Regimento interno de condomínio é obrigatório?

O Código Civil não exige o regimento interno como documento autônomo obrigatório — exige a convenção (art. 1.333) e prevê o regulamento interno como um dos itens que a convenção deve conter (art. 1.334, V). Na prática, a grande maioria das convenções menciona o regimento, tornando sua existência obrigatória pelo próprio instrumento interno do condomínio. Sem regimento, o condomínio não é necessariamente irregular perante órgãos externos — mas perde respaldo para aplicar multas e resolver conflitos de convivência.

Condomínio sem regimento interno é irregular?

Não existe órgão público que fiscalize a existência ou a atualização do regimento interno. Do ponto de vista jurídico estrito, a ausência do regimento não torna o condomínio irregular perante o poder público. O risco é interno: sem regimento, não há base formal para cobrar multas de condôminos, e o síndico fica exposto ao questionamento de suas decisões por falta de respaldo documental.

O que acontece se o condomínio não tiver regimento?

O síndico passa a tomar decisões sem respaldo escrito e aprovado pelos condôminos, o que fragiliza a aplicação de qualquer sanção. Multas por barulho, uso inadequado de área comum ou descumprimento de horários de silêncio podem ser contestadas com sucesso em assembleia ou na Justiça se não houver regra formalmente estabelecida. Conflitos de convivência se tornam impasses políticos em vez de questões resolvidas pela aplicação de uma regra clara.

O regimento pode fazer parte da convenção?

Sim. O Código Civil não exige que o regimento seja um documento separado — o art. 1.334, V determina que a convenção contenha o regimento, não que seja um instrumento autônomo. É uma prática válida e comum, especialmente em condomínios horizontais. A diferença prática está na facilidade de atualização: o regimento incorporado à convenção só pode ser alterado com o quórum de 2/3 das frações ideais (art. 1.351); um regimento autônomo pode ser revisto com quórum menor, conforme o que a convenção determinar.

Qual lei obriga o regimento interno de condomínio?

A base legal está no Código Civil — Lei 10.406/2002, art. 1.334, inciso V, que determina que a convenção condominial deve conter o regimento interno. A obrigação direta ao condômino e ao síndico vem da convenção do próprio condomínio, que ao mencionar o regimento torna sua existência exigível internamente. Antes do Código Civil de 2002, a Lei 4.591/1964 já previa exigência similar no instrumento constitutivo do condomínio.

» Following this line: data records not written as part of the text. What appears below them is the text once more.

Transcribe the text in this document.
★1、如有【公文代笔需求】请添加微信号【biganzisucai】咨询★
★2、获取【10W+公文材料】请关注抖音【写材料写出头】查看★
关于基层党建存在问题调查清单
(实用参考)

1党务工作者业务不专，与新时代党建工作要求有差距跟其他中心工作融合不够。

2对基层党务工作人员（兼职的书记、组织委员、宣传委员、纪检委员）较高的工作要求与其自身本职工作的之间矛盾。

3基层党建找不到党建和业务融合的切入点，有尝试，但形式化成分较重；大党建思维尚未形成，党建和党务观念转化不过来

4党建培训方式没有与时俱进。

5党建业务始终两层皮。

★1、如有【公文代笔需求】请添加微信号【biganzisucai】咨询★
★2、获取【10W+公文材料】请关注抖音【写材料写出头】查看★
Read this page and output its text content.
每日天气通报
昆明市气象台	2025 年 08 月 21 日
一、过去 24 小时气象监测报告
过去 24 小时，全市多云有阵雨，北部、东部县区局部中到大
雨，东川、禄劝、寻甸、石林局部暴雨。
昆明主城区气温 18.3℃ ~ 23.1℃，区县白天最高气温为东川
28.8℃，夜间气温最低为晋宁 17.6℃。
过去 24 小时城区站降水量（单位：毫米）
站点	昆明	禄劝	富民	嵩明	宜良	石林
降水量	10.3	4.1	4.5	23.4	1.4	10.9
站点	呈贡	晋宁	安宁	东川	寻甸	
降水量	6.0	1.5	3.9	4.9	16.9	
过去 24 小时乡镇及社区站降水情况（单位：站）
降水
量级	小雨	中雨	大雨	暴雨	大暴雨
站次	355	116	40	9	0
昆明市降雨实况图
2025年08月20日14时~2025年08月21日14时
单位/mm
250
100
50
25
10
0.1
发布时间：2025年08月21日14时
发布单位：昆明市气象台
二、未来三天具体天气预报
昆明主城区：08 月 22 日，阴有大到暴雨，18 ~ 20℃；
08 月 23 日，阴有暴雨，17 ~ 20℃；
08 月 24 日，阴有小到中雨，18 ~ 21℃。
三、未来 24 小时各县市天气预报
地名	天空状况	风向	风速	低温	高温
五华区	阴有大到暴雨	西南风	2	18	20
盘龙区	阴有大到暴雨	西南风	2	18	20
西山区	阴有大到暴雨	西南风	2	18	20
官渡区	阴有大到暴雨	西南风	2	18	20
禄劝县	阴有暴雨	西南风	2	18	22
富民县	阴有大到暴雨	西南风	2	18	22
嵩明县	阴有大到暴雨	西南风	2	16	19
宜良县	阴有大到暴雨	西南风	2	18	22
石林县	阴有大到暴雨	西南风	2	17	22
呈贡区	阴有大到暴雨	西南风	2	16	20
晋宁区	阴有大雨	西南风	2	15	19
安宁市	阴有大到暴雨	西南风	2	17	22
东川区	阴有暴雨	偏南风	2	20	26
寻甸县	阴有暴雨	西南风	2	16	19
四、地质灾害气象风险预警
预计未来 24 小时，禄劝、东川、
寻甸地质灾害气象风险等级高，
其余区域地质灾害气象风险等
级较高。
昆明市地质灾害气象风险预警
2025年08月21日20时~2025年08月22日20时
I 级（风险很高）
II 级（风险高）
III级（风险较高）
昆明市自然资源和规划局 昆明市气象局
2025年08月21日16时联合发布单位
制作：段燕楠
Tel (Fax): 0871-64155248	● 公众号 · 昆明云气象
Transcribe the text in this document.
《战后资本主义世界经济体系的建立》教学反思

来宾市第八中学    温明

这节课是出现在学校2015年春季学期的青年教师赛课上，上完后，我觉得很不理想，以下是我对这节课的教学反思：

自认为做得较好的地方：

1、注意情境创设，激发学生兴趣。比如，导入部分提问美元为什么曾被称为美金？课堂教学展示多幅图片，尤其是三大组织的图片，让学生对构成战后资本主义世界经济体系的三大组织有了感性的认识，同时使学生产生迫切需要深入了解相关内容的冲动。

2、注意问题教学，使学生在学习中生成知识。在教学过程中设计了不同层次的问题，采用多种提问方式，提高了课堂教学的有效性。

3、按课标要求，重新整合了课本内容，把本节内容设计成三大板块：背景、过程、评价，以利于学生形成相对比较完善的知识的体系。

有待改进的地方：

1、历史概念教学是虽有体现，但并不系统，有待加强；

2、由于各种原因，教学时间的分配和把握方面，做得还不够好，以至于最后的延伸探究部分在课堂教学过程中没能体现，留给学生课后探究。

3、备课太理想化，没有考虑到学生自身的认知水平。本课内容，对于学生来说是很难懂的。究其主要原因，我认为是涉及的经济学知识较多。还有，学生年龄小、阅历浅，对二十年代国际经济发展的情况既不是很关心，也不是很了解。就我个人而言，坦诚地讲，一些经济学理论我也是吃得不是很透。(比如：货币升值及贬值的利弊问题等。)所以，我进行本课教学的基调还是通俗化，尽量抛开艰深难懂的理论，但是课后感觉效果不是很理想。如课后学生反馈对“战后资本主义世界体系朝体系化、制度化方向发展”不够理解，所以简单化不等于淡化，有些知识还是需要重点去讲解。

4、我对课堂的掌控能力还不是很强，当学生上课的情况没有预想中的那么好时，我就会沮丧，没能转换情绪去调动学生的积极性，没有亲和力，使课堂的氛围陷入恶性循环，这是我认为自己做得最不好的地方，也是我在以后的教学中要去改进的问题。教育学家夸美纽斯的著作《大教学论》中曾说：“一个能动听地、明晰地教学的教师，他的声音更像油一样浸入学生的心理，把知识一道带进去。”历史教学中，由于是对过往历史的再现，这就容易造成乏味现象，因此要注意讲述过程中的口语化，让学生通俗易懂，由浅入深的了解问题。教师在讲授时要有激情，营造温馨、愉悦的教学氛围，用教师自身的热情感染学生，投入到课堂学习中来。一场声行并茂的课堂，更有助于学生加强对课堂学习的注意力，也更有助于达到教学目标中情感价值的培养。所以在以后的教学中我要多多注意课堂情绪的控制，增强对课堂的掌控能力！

Condomínio novo precisa criar regimento antes de abrir?

Não há prazo legal específico. Na maioria dos casos, a convenção elaborada pela incorporadora já contém algum regramento básico. Mas o ideal é que os condôminos aprovem um regimento próprio — revisado e adaptado à realidade das áreas comuns do empreendimento — na primeira assembleia ordinária, antes que conflitos de convivência exijam regras que não existem formalmente.

Fontes e referências

  1. Brasil. Código Civil — Lei 10.406, de 10 de janeiro de 2002, arts. 1.333 e 1.334. Planalto.gov.br.
  2. Brasil. Lei 4.591, de 16 de dezembro de 1964 (Lei de Condomínios e Incorporações). Planalto.gov.br.